De la Session des Prêtres, 26-28 septembre 2010 : « Soifs spirituelles des hommes et  femmes de notre temps, défis pour l’Eglise du Christ et pour notre mission ».

 

Remarques préliminaires :

Si j’ai pris une certaine part à la préparation de la rencontre, je n’ai pu y participer en raison d’une contrainte thérapeutique… Cette absence me donnerait-elle plus de « neutralité » pour entreprendre le travail de la re-lecture ?...
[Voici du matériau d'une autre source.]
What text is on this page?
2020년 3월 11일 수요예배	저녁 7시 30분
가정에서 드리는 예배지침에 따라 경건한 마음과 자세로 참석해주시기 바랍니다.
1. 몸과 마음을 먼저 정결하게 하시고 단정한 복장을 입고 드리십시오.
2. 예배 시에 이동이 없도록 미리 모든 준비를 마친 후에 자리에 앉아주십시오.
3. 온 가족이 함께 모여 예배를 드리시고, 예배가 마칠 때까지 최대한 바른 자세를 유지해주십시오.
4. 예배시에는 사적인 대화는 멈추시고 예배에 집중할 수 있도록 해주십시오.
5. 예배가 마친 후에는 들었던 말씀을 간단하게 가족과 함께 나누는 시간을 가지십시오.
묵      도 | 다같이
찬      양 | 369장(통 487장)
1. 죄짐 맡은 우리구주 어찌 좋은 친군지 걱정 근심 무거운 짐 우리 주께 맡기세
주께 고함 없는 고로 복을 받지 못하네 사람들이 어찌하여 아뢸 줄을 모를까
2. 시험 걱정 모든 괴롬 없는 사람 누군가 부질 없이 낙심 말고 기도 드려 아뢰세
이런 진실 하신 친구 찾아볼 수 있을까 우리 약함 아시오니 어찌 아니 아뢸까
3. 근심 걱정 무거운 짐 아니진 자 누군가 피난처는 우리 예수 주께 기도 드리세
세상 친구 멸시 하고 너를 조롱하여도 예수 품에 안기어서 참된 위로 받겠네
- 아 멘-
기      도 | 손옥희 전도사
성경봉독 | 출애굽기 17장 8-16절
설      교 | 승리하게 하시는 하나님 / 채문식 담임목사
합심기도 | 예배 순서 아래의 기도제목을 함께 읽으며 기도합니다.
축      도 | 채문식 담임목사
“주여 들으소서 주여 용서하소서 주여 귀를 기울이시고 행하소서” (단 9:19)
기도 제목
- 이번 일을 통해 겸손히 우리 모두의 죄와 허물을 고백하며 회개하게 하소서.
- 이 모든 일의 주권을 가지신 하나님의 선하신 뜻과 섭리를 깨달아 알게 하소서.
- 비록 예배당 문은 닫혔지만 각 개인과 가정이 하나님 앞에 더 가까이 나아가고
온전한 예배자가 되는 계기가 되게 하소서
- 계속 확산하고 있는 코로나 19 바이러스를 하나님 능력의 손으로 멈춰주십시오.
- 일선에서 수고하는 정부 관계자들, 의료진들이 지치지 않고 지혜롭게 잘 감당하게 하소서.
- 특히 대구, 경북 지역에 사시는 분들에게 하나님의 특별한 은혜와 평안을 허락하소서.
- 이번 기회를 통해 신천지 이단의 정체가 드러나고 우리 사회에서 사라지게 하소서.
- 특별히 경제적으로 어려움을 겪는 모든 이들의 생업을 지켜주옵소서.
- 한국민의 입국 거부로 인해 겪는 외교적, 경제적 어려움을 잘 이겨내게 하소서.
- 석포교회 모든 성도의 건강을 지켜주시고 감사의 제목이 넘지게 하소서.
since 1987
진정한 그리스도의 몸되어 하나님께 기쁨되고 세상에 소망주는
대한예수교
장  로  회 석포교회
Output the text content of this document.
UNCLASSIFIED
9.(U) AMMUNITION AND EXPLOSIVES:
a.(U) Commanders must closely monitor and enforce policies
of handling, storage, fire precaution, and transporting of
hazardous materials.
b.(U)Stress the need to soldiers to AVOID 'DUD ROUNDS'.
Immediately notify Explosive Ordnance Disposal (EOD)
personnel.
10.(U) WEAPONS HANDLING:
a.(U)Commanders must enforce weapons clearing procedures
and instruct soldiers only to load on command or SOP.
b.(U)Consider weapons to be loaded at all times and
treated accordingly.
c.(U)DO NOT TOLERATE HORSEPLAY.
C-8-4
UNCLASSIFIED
Ma re-lecture s’appuie sur deux bases : 1) le document officiel : SYNTHESE FICHE D’EVALUATION ; 2) les lettres nombreuses que j’ai personnellement reçues donnant de multiples appréciations

 

I. SATISFACTION GENERALE EXPRIMEE PAR TOUS

 

Parmi les tout premiers points d’évaluation, avant les autres exprimés par les participants, il y a : « une satisfaction générale exprimée par tous ». Pour quelles raisons ? Celles qui ont été exprimées par écrit tournent autour de deux facteurs : la qualité de la prestation des intervenants externes et celle des témoignages rendus par quelques prêtres sollicités, d’une part, et, d’autre part, les expressions de la vie fraternelle au cours de ces journées.

 

Effectuer une re-lecture sur un évènement passé ne s’arrête pas à l’enregistrement des faits, puis les classer, les mettre en ordre…, mais il faut encore – et surtout – entreprendre l’analyse qui seule, permet d’apercevoir le « sens » de cet évènement et d’en apercevoir les prospectives éventuelles. Ainsi, la satisfaction dont les contributions des intervenants a bénéficié, repose sur une raison de bon sens « elles répondaient au thème de la session ».

Quant à la satisfaction relative à la qualité fraternelle des rapports entre prêtres, son analyse est certainement plus complexe… et partant, plus prudente. Je la conduis autour de 3 paragraphes : l’espace, l’expérience, la dynamique engendrée.

 

L’espace :

Même si le domaine Saint Joseph commence à être connu et fréquenté par les uns et les autres, il a été pendant deux jours le théâtre de quelque chose d’exceptionnel pour les participants. Libérés du cadre habituel de la vie quotidienne, des surcharges pastorales de l’année, avec leurs inévitables combats et leurs blessures, les participants ont pu faire, dans cet espace diocésain, une pause favorable à la cessation de l’urgent pour donner du temps à l’essentiel.

 

L’expérience :

Dans le cours de l’année, il a pu exister entre prêtres des non-dits, lourds à porter, des affrontements, des blessures. Celles-ci, sans être effacées d’un coup de baguette magique, ont pu être mises en perspective par rapport à des valeurs supérieures : la participation à une identité et une mission communes au service du Peuple de Dieu.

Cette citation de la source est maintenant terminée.